The Neukirchen–Weiden railway is a 51-kilometre-long main line in Bavaria, Germany. It branches off the Nuremberg–Schwandorf railway at Neukirchen bei Sulzbach-Rosenberg station and runs via Vilseck to Weiden in der Oberpfalz.

== History ==
The impetus for the construction of the line was a memorandum of 20 July 1869 from the Nuremberg Railway Committee to the Bavarian Eastern Railway Company (Bayerischen Ostbahnen). It argued that this route would be the shortest and most economical connection between Nuremberg and Weiden and that the line would also be important for freight traffic to and from Bohemia and central Germany.

Construction began in December 1873 after the route planning was completed in August 1872. The rails were supplied by Hammerwerk Hellziechen. The line was officially opened on 15 October 1875.

In 1973, the line, which had been built to branch line standards, was upgraded with extensive work to main line standards.

== Route description ==
The line branches off the Nuremberg–Schwandorf line after Neukirchen station and runs east to the intersection with the B 85 and then turns to the north, running through several curves. After the village of Schönlind, the line crosses the Vils and runs parallel with it to Vilseck.

After Vilseck station, the line turns east in front of the deserted village of Langenbruck and runs past the southern edge of the Grafenwoehr Training Area through the Etzenricht forest to Weiherhammer. After Weiherhammer, the line crosses the Haidenaab and runs next to it to Etzenricht.

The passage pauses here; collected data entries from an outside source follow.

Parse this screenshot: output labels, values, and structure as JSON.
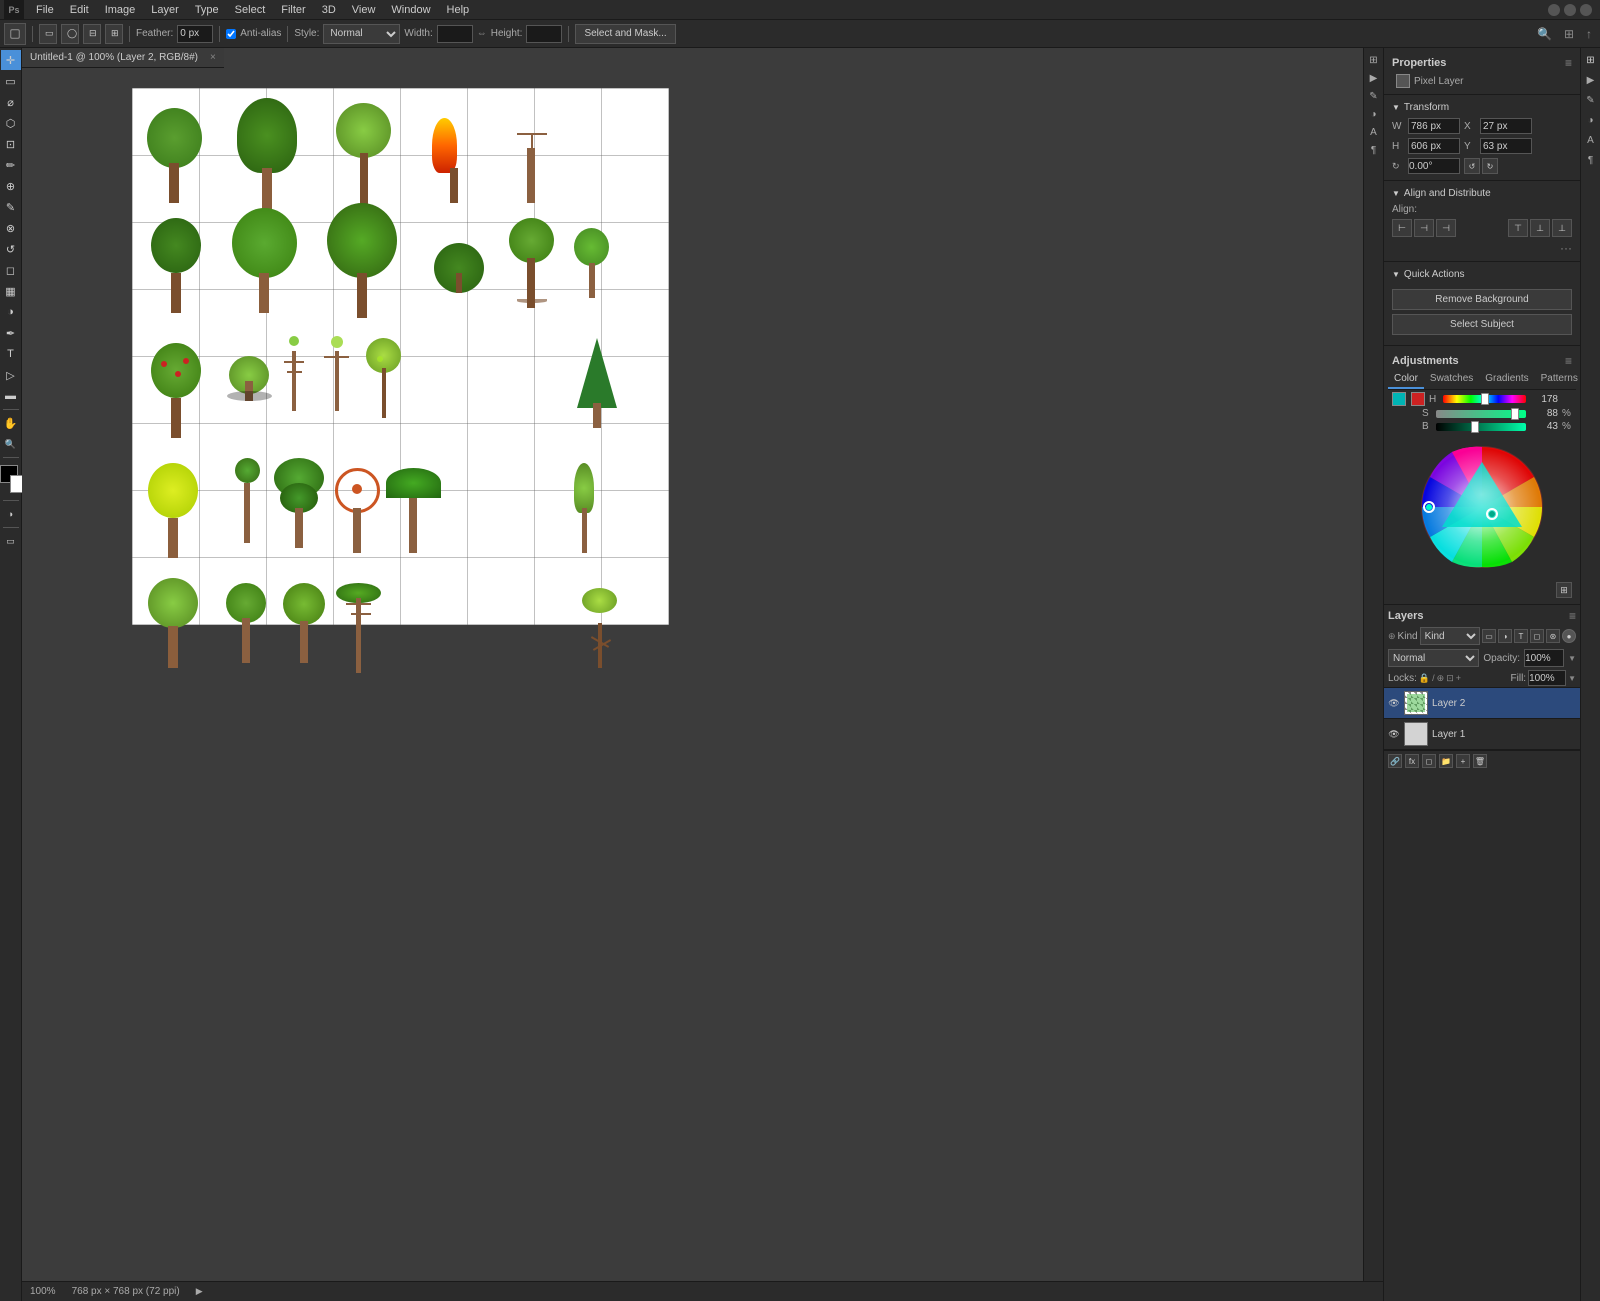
{
  "menubar": {
    "app_icon": "PS",
    "items": [
      "File",
      "Edit",
      "Image",
      "Layer",
      "Type",
      "Select",
      "Filter",
      "3D",
      "View",
      "Window",
      "Help"
    ]
  },
  "toolbar": {
    "feather_label": "Feather:",
    "feather_value": "0 px",
    "anti_alias_label": "Anti-alias",
    "style_label": "Style:",
    "style_value": "Normal",
    "width_label": "Width:",
    "width_value": "",
    "height_label": "Height:",
    "height_value": "",
    "select_mask_btn": "Select and Mask..."
  },
  "canvas_tab": {
    "title": "Untitled-1 @ 100% (Layer 2, RGB/8#)",
    "close": "×"
  },
  "left_tools": [
    {
      "name": "move-tool",
      "icon": "✛",
      "active": true
    },
    {
      "name": "marquee-tool",
      "icon": "▭"
    },
    {
      "name": "lasso-tool",
      "icon": "⌀"
    },
    {
      "name": "quick-select-tool",
      "icon": "⬡"
    },
    {
      "name": "crop-tool",
      "icon": "⊡"
    },
    {
      "name": "eyedropper-tool",
      "icon": "✏"
    },
    {
      "name": "healing-tool",
      "icon": "⊕"
    },
    {
      "name": "brush-tool",
      "icon": "✎"
    },
    {
      "name": "clone-tool",
      "icon": "⊗"
    },
    {
      "name": "history-tool",
      "icon": "↺"
    },
    {
      "name": "eraser-tool",
      "icon": "◻"
    },
    {
      "name": "gradient-tool",
      "icon": "▦"
    },
    {
      "name": "dodge-tool",
      "icon": "◑"
    },
    {
      "name": "pen-tool",
      "icon": "✒"
    },
    {
      "name": "text-tool",
      "icon": "T"
    },
    {
      "name": "path-select-tool",
      "icon": "▷"
    },
    {
      "name": "shape-tool",
      "icon": "▬"
    },
    {
      "name": "hand-tool",
      "icon": "✋"
    },
    {
      "name": "zoom-tool",
      "icon": "🔍"
    }
  ],
  "properties_panel": {
    "title": "Properties",
    "pixel_layer_label": "Pixel Layer",
    "transform_section": "Transform",
    "w_label": "W",
    "w_value": "786 px",
    "x_label": "X",
    "x_value": "27 px",
    "h_label": "H",
    "h_value": "606 px",
    "y_label": "Y",
    "y_value": "63 px",
    "rotate_value": "0.00°",
    "align_distribute_section": "Align and Distribute",
    "align_label": "Align:"
  },
  "quick_actions": {
    "title": "Quick Actions",
    "remove_bg_btn": "Remove Background",
    "select_subject_btn": "Select Subject"
  },
  "adjustments_panel": {
    "title": "Adjustments",
    "tabs": [
      "Color",
      "Swatches",
      "Gradients",
      "Patterns"
    ],
    "active_tab": "Color",
    "h_label": "H",
    "h_value": "178",
    "s_label": "S",
    "s_value": "88",
    "s_pct": "%",
    "b_label": "B",
    "b_value": "43",
    "b_pct": "%"
  },
  "layers_panel": {
    "title": "Layers",
    "kind_label": "Kind",
    "blend_mode": "Normal",
    "opacity_label": "Opacity:",
    "opacity_value": "100%",
    "fill_label": "Fill:",
    "fill_value": "100%",
    "layers": [
      {
        "name": "Layer 2",
        "visible": true,
        "selected": true
      },
      {
        "name": "Layer 1",
        "visible": true,
        "selected": false
      }
    ]
  },
  "status_bar": {
    "zoom": "100%",
    "dimensions": "768 px × 768 px (72 ppi)"
  },
  "colors": {
    "accent_blue": "#4a90d9",
    "bg_dark": "#2b2b2b",
    "bg_medium": "#3c3c3c",
    "panel_bg": "#2b2b2b",
    "canvas_bg": "#3c3c3c",
    "cyan_swatch": "#00b4b4",
    "red_swatch": "#cc2222"
  }
}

The line then turns to the left, connects with the Regensburg–Weiden railway at Ullersricht and runs with it to Weiden station.

=== Line standards ===
The entire length of the line is single-track, equipped for tilting technology and not electrified. The maximum line speed is 140 km/h. In February 2017, the line class on a section between Großalbershof and Vilseck was reduced from D4 to A and the speed limit reduced to 110 km/h.

=== Transport association ===
The Neukirchen–Thansüß section is integrated into the Verkehrsverbund Großraum Nürnberg (Nuremberg Region Transport Association) as Regionalbahn service R41.

== Trains ==
The Regional-Express service on the Nuremberg–Neukirchen–Weiden–Neustadt (Waldnaab)/Schwandorf(–Regensburg) route are operated by class 612 (Regioswinger) diesel railcars. These trains are coupled/split in Neukirchen (b. Sulzbach-Rosenberg) station.